Because PubNub delivers data via an existing, established open network socket, latencies are under 0.25 seconds from publish to subscribe in the 95% percentile of the subscribed devices. Most humans perceive something as “realtime” if the event is perceived within 0.6 – 0.7 seconds.
the way i would implement such a thing (if not using some framework) is the following:
have a webserver (on ec2) which accepts the msgs from the user.
use Autoscalling group on this webserver. the webserver can update any DB on amazon RDS which can scale easily.
if you are using your own db, you might consider to decouple the db from the webserver using the sqs (by sending all requests the same queue), and then u can have a consumer which consume the queue. this consumer can also be placed behind an autoscalling group, so that if the queue is larger than X msgs, it will scale (u can set it up with alarms)
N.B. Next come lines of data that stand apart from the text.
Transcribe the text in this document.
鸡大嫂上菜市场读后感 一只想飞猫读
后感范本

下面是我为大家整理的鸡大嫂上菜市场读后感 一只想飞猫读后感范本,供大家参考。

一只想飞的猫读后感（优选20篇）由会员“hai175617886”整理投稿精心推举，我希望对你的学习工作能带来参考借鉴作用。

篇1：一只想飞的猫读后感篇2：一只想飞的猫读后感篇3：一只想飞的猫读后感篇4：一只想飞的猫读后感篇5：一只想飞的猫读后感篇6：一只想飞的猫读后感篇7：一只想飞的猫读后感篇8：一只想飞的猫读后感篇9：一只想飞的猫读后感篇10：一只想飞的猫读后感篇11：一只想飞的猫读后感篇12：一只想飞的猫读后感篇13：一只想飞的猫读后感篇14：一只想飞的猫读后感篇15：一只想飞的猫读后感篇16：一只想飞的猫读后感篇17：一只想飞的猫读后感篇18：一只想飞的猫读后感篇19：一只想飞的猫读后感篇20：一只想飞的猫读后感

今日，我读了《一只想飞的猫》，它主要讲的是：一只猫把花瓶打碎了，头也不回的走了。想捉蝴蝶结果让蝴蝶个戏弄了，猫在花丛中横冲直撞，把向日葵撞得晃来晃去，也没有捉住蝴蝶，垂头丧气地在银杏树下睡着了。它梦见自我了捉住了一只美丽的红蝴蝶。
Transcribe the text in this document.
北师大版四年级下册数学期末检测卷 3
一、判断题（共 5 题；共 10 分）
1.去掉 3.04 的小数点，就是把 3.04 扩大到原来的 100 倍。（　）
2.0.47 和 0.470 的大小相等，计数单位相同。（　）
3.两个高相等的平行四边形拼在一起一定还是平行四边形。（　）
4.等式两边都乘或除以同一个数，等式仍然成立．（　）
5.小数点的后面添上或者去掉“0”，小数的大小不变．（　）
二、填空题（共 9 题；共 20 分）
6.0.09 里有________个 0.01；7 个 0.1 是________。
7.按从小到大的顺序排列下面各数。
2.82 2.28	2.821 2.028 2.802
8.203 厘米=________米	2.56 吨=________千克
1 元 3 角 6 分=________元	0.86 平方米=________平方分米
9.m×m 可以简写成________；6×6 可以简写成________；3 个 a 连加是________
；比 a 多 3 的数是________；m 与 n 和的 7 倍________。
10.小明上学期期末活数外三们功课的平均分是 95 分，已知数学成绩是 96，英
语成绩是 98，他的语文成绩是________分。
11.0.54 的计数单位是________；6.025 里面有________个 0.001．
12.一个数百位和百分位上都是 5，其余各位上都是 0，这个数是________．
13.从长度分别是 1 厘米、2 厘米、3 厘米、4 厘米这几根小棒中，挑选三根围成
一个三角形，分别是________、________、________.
sqs normally updates pretty fast i.e less than one second. (from the moment u sent it, to the moment it appears on the on the queue), and rarely more than that.
Since a new AWS IoT service started to support WebSockets, Keepalive and Pub/Sub couple months ago, you may easily build elastic chat on it. AWS IoT is a managed service with lots of SDKs for different languages including JavaScript that was build to handle monster loads (billions of messages) with zero administration.
You can read more about update here:
https://aws.amazon.com/ru/about-aws/whats-new/2016/01/aws-iot-now-supports-websockets-custom-keepalive-intervals-and-enhanced-console/
Edit:
Last SQS update (2016/11): you can now use Amazon Simple Queue Service (SQS) for applications that require messages to be processed in a strict sequence and exactly once using First-in, First-out (FIFO) queues. FIFO queues are designed to ensure that the order in which messages are sent and received is strictly preserved and that each message is processed exactly once.
Source:
https://aws.amazon.com/about-aws/whats-new/2016/11/amazon-sqs-introduces-fifo-queues-with-exactly-once-processing-and-lower-prices-for-standard-queues/
Now on, implementing SQS + SNS looks like a good idea too.